Employee Benefits-IRS Provides Guidance On How Self-Employed Individuals Should Calculate Their Own Retirement Plan Contributions and Deductions

In Retirement News For Employers, August 20, 2013, the IRS provides guidance on how self-employed individuals should calculate their own retirement plan contributions and deductions. Here is what the IRS said:

If you are self-employed (a sole proprietor, or a working partner in a partnership or limited liability company), you calculate your self-employment (“SE”) tax using the amount of your net earnings from self-employment and following the instructions on Schedule SE, Self-Employment Tax. However, you must make adjustments to your net earnings from self-employment to arrive at your plan compensation, which is the amount you use to determine the plan contribution/deduction for yourself.

Plan compensation

To calculate your plan compensation, you reduce your net earnings from self-employment by:
— the deductible portion of your SE tax from your Form 1040 return, page 1 (Schedule SE, IRC Sections 401(c)(2) and 164(f)); and
— the amount of your own (not your employees’) retirement plan contribution from your Form 1040 return, page 1, on the line for self-employed SEP, SIMPLE, and qualified plans (IRC Section 401(c)(2)).

You use your plan compensation to calculate the amount of your own contribution/deduction. Note that your plan compensation and the amount of your own plan contribution/deduction depend on each other – to compute one, you need the other (this is a circular calculation). One way to do this is to use a reduced plan contribution rate. You can use the Table and Worksheets for the Self-Employed (Publication 560) to find the reduced plan contribution rate to calculate the plan contribution and deduction for yourself.


Joe, a Schedule C sole proprietor, will have $100,000 net profit on his 2013 Schedule C (after deducting all Schedule C expenses, including a 10% retirement plan contribution made for his common-law employees but not his own contribution). Joe must pay $14,130 in SE taxes. To compute his plan compensation, Joe must subtract from his net profit of $100,000:
— the IRC Section 164(f) deduction, which in this case is ½ of his SE tax ($14,130 x ½);
— the amount of contribution for himself to the plan.

To determine the amount of his plan contribution, Joe must use the reduced plan contribution rate (considering the plan contribution rate of 10%) of 9.0909% from the rate table in Pub. 560.

Alternatively, Joe can compute his reduced plan contribution rate by:
1. Taking the plan contribution rate 10%
2 .Dividing the plan contribution rate by 100% + plan contribution rate 10%/110%
3. To get the reduced plan contribution rate 9.0909%.

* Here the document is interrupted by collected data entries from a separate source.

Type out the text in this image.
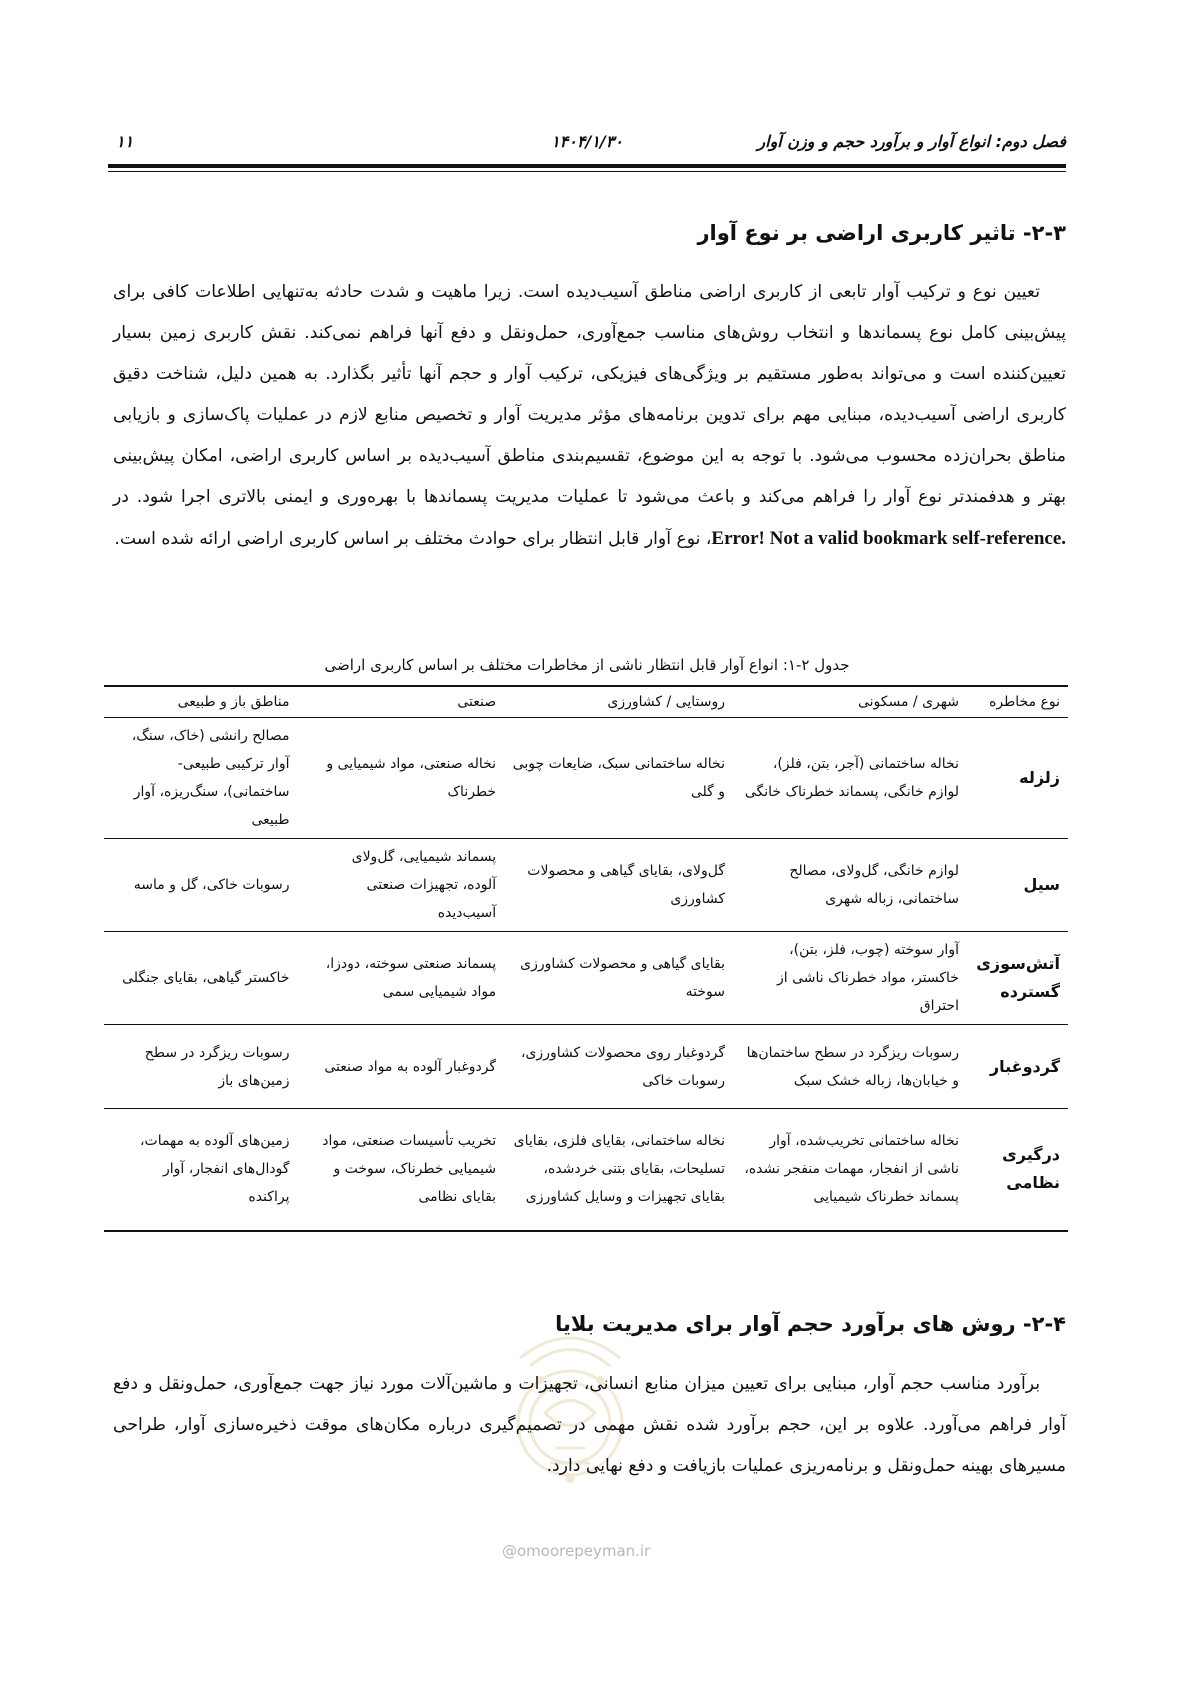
فصل دوم: انواع آوار و برآورد حجم و وزن آوار
۱۴۰۴/۱/۳۰
۱۱
۲-۳- تاثیر کاربری اراضی بر نوع آوار
تعیین نوع و ترکیب آوار تابعی از کاربری اراضی مناطق آسیب‌دیده است. زیرا ماهیت و شدت حادثه به‌تنهایی اطلاعات کافی برای پیش‌بینی کامل نوع پسماندها و انتخاب روش‌های مناسب جمع‌آوری، حمل‌ونقل و دفع آنها فراهم نمی‌کند. نقش کاربری زمین بسیار تعیین‌کننده است و می‌تواند به‌طور مستقیم بر ویژگی‌های فیزیکی، ترکیب آوار و حجم آنها تأثیر بگذارد. به همین دلیل، شناخت دقیق کاربری اراضی آسیب‌دیده، مبنایی مهم برای تدوین برنامه‌های مؤثر مدیریت آوار و تخصیص منابع لازم در عملیات پاک‌سازی و بازیابی مناطق بحران‌زده محسوب می‌شود. با توجه به این موضوع، تقسیم‌بندی مناطق آسیب‌دیده بر اساس کاربری اراضی، امکان پیش‌بینی بهتر و هدفمندتر نوع آوار را فراهم می‌کند و باعث می‌شود تا عملیات مدیریت پسماندها با بهره‌وری و ایمنی بالاتری اجرا شود. در Error! Not a valid bookmark self-reference.، نوع آوار قابل انتظار برای حوادث مختلف بر اساس کاربری اراضی ارائه شده است.
@omoorepeyman.ir
جدول ۲-۱: انواع آوار قابل انتظار ناشی از مخاطرات مختلف بر اساس کاربری اراضی
نوع مخاطره	شهری / مسکونی	روستایی / کشاورزی	صنعتی	مناطق باز و طبیعی
زلزله	نخاله ساختمانی (آجر، بتن، فلز)، لوازم خانگی، پسماند خطرناک خانگی	نخاله ساختمانی سبک، ضایعات چوبی و گلی	نخاله صنعتی، مواد شیمیایی و خطرناک	مصالح رانشی (خاک، سنگ، آوار ترکیبی طبیعی-ساختمانی)، سنگ‌ریزه، آوار طبیعی
سیل	لوازم خانگی، گل‌ولای، مصالح ساختمانی، زباله شهری	گل‌ولای، بقایای گیاهی و محصولات کشاورزی	پسماند شیمیایی، گل‌ولای آلوده، تجهیزات صنعتی آسیب‌دیده	رسوبات خاکی، گل و ماسه
آتش‌سوزی گسترده	آوار سوخته (چوب، فلز، بتن)، خاکستر، مواد خطرناک ناشی از احتراق	بقایای گیاهی و محصولات کشاورزی سوخته	پسماند صنعتی سوخته، دودزا، مواد شیمیایی سمی	خاکستر گیاهی، بقایای جنگلی
گردوغبار	رسوبات ریزگرد در سطح ساختمان‌ها و خیابان‌ها، زباله خشک سبک	گردوغبار روی محصولات کشاورزی، رسوبات خاکی	گردوغبار آلوده به مواد صنعتی	رسوبات ریزگرد در سطح زمین‌های باز
درگیری نظامی	نخاله ساختمانی تخریب‌شده، آوار ناشی از انفجار، مهمات منفجر نشده، پسماند خطرناک شیمیایی	نخاله ساختمانی، بقایای فلزی، بقایای تسلیحات، بقایای بتنی خردشده، بقایای تجهیزات و وسایل کشاورزی	تخریب تأسیسات صنعتی، مواد شیمیایی خطرناک، سوخت و بقایای نظامی	زمین‌های آلوده به مهمات، گودال‌های انفجار، آوار پراکنده
۲-۴- روش های برآورد حجم آوار برای مدیریت بلایا
برآورد مناسب حجم آوار، مبنایی برای تعیین میزان منابع انسانی، تجهیزات و ماشین‌آلات مورد نیاز جهت جمع‌آوری، حمل‌ونقل و دفع آوار فراهم می‌آورد. علاوه بر این، حجم برآورد شده نقش مهمی در تصمیم‌گیری درباره مکان‌های موقت ذخیره‌سازی آوار، طراحی مسیرهای بهینه حمل‌ونقل و برنامه‌ریزی عملیات بازیافت و دفع نهایی دارد.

Joe can now compute his own contribution/deduction amount as follows:
1 .$100,000 Schedule C net profit
2. – $7,065 1/2 SE tax deduction ($14,130 x ½)
3. = $92,935 Net profit reduced by ½ SE tax
4. x 9.0909% Joe’s reduced plan contribution rate
5. = $8,449 Joe’s allowed contribution and deduction

There is simple way to quickly verify the accuracy of Joe’s contribution/deduction amount:
1. $100,000 Joe’s Schedule C net profit
2. – $7,065 ½ SE tax deduction
3. – $8,449 Joe’s contribution/deduction for himself
4. = $84,486 Amount subject to plan’s full rate
5. x 10% Plan’s full rate
6 = $8,449 Joe’s contribution/deduction for himself
If lines 3 and 6 above match, the contribution/deduction calculation is correct.

Contribution or deduction mistakes

You should amend your Form 1040 tax return and Schedule C if you:
— deducted your own plan contribution on Schedule C instead of on Form 1040, page 1,
— made and deducted more than the allowable plan contribution for yourself.

If you contributed more for yourself than your plan terms allowed, you should also correct this plan qualification failure by using the IRS correction programs.